RMSprop and Early stopping in Flux.jl



I’m playing with Flux.jl and results are really nice.

At the moment, I would like to use the RMSprop solver with Early Stopping. Anyone have experience with implementing those in Flux?



OK, I’m going to reply to the second part of my question myself: just use a for loop.

I was not sure that for loops were the way to go as nothing is mentioned in Flux docs about them but they seem to work well.

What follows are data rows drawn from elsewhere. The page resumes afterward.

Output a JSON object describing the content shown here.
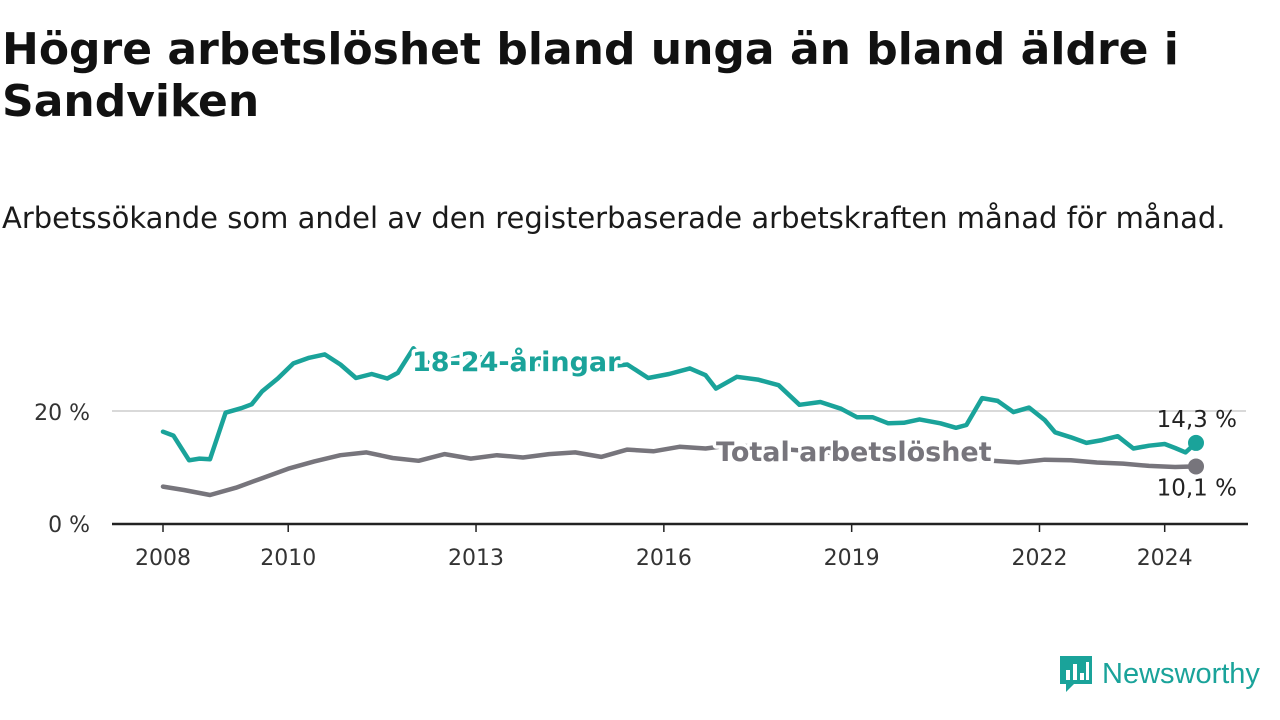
{
  "title": "Högre arbetslöshet bland unga än bland äldre i Sandviken",
  "subtitle": "Arbetssökande som andel av den registerbaserade arbetskraften månad för månad.",
  "brand": "Newsworthy",
  "colors": {
    "youth": "#1aa39a",
    "total": "#77757c",
    "axis": "#222222",
    "grid": "#d9d9d9",
    "brand": "#1aa39a"
  },
  "chart_data": {
    "type": "line",
    "title": "Högre arbetslöshet bland unga än bland äldre i Sandviken",
    "subtitle": "Arbetssökande som andel av den registerbaserade arbetskraften månad för månad.",
    "xlabel": "",
    "ylabel": "",
    "x_range": [
      "2008-01",
      "2024-07"
    ],
    "x_ticks": [
      "2008",
      "2010",
      "2013",
      "2016",
      "2019",
      "2022",
      "2024"
    ],
    "y_ticks": [
      0,
      20
    ],
    "y_tick_labels": [
      "0 %",
      "20 %"
    ],
    "ylim": [
      0,
      32
    ],
    "grid": "horizontal at 20",
    "legend": "inline labels",
    "series": [
      {
        "name": "18-24-åringar",
        "color": "#1aa39a",
        "end_label": "14,3 %",
        "points": [
          [
            "2008-01",
            16.3
          ],
          [
            "2008-03",
            15.6
          ],
          [
            "2008-06",
            11.2
          ],
          [
            "2008-08",
            11.5
          ],
          [
            "2008-10",
            11.4
          ],
          [
            "2009-01",
            19.7
          ],
          [
            "2009-04",
            20.5
          ],
          [
            "2009-06",
            21.2
          ],
          [
            "2009-08",
            23.5
          ],
          [
            "2009-11",
            25.8
          ],
          [
            "2010-02",
            28.5
          ],
          [
            "2010-05",
            29.5
          ],
          [
            "2010-08",
            30.1
          ],
          [
            "2010-11",
            28.3
          ],
          [
            "2011-02",
            25.9
          ],
          [
            "2011-05",
            26.6
          ],
          [
            "2011-08",
            25.8
          ],
          [
            "2011-10",
            26.8
          ],
          [
            "2012-01",
            31.2
          ],
          [
            "2012-04",
            28.4
          ],
          [
            "2012-07",
            28.9
          ],
          [
            "2012-10",
            29.7
          ],
          [
            "2013-02",
            29.6
          ],
          [
            "2013-06",
            28.5
          ],
          [
            "2013-10",
            28.3
          ],
          [
            "2014-03",
            28.4
          ],
          [
            "2014-08",
            28.6
          ],
          [
            "2015-01",
            27.8
          ],
          [
            "2015-06",
            28.3
          ],
          [
            "2015-10",
            25.9
          ],
          [
            "2016-02",
            26.6
          ],
          [
            "2016-06",
            27.6
          ],
          [
            "2016-09",
            26.4
          ],
          [
            "2016-11",
            24.0
          ],
          [
            "2017-03",
            26.1
          ],
          [
            "2017-07",
            25.6
          ],
          [
            "2017-11",
            24.6
          ],
          [
            "2018-03",
            21.1
          ],
          [
            "2018-07",
            21.6
          ],
          [
            "2018-11",
            20.4
          ],
          [
            "2019-02",
            18.9
          ],
          [
            "2019-05",
            18.9
          ],
          [
            "2019-08",
            17.8
          ],
          [
            "2019-11",
            17.9
          ],
          [
            "2020-02",
            18.5
          ],
          [
            "2020-06",
            17.8
          ],
          [
            "2020-09",
            17.0
          ],
          [
            "2020-11",
            17.5
          ],
          [
            "2021-02",
            22.3
          ],
          [
            "2021-05",
            21.8
          ],
          [
            "2021-08",
            19.8
          ],
          [
            "2021-11",
            20.6
          ],
          [
            "2022-02",
            18.4
          ],
          [
            "2022-04",
            16.2
          ],
          [
            "2022-07",
            15.3
          ],
          [
            "2022-10",
            14.3
          ],
          [
            "2023-01",
            14.8
          ],
          [
            "2023-04",
            15.5
          ],
          [
            "2023-07",
            13.3
          ],
          [
            "2023-10",
            13.8
          ],
          [
            "2024-01",
            14.1
          ],
          [
            "2024-03",
            13.4
          ],
          [
            "2024-05",
            12.6
          ],
          [
            "2024-07",
            14.3
          ]
        ]
      },
      {
        "name": "Total arbetslöshet",
        "color": "#77757c",
        "end_label": "10,1 %",
        "points": [
          [
            "2008-01",
            6.5
          ],
          [
            "2008-05",
            5.9
          ],
          [
            "2008-10",
            5.0
          ],
          [
            "2009-03",
            6.3
          ],
          [
            "2009-08",
            8.0
          ],
          [
            "2010-01",
            9.7
          ],
          [
            "2010-06",
            11.0
          ],
          [
            "2010-11",
            12.1
          ],
          [
            "2011-04",
            12.6
          ],
          [
            "2011-09",
            11.6
          ],
          [
            "2012-02",
            11.1
          ],
          [
            "2012-07",
            12.3
          ],
          [
            "2012-12",
            11.5
          ],
          [
            "2013-05",
            12.1
          ],
          [
            "2013-10",
            11.7
          ],
          [
            "2014-03",
            12.3
          ],
          [
            "2014-08",
            12.6
          ],
          [
            "2015-01",
            11.8
          ],
          [
            "2015-06",
            13.1
          ],
          [
            "2015-11",
            12.8
          ],
          [
            "2016-04",
            13.6
          ],
          [
            "2016-09",
            13.3
          ],
          [
            "2017-02",
            13.9
          ],
          [
            "2017-07",
            13.6
          ],
          [
            "2017-12",
            13.2
          ],
          [
            "2018-05",
            12.8
          ],
          [
            "2018-10",
            12.5
          ],
          [
            "2019-03",
            12.0
          ],
          [
            "2019-08",
            11.5
          ],
          [
            "2020-01",
            11.6
          ],
          [
            "2020-06",
            11.8
          ],
          [
            "2020-11",
            11.4
          ],
          [
            "2021-04",
            11.1
          ],
          [
            "2021-09",
            10.8
          ],
          [
            "2022-02",
            11.3
          ],
          [
            "2022-07",
            11.2
          ],
          [
            "2022-12",
            10.8
          ],
          [
            "2023-05",
            10.6
          ],
          [
            "2023-10",
            10.2
          ],
          [
            "2024-03",
            10.0
          ],
          [
            "2024-07",
            10.1
          ]
        ]
      }
    ]
  }
}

For those interested, you can grab the loss for the train and valid sets using the callbacks, and then set a condition for early stopping as a function of the losses. A dummy example of the code (using 5-fold CV with MLDataUtils) looks something like:

fold_select = 1
early_stop = 0
for epoch_idx in 1:nb_epochs
    train, valid = folds[fold_select] # selection of the datasets
    evalcb = () -> (push!(record_loss_n_train, loss(train).data),
    push!(record_loss_n_valid, loss(valid).data))

    Flux.train!(loss, params(m), train, opt, cb = throttle(evalcb, 1))
    fold_select += 1 # for selecting the K-fold between 1 and 5
    if fold_select >= 6
        fold_select = 1

    # for early stop
    if record_loss_n_valid[epoch_idx] > record_loss_n_valid[epoch_idx-1]
         early_stop += 1
    if early_stop > 100


I think the “Flux-iest” way to implement this would be have your training callback function check for the early stopping condition, and then have it call Flux.stop() (link) when when the condition is met and you want to break out of the loop.

I’m surprised that this feature isn’t in the documentation! No wonder it wasn’t obvious to you :slight_smile: I’ll plan to put together a PR this weekend to update the docs, unless somebody else beats me to it.


Indeed, this is very good. This allows early stopping without a loop. However I must say that using a loop works well and give a lot of low-level control…

AND RMSprop and tones of other solvers are available. In the source code, again. Not indicated in the docs.

We should also open pull requests for adding RMSprop and the other solvers in the docs.


However I must say that using a loop works well and give a lot of low-level control…

Yeah, definitely! I like that about Flux- it gives you a huge amount of flexibility.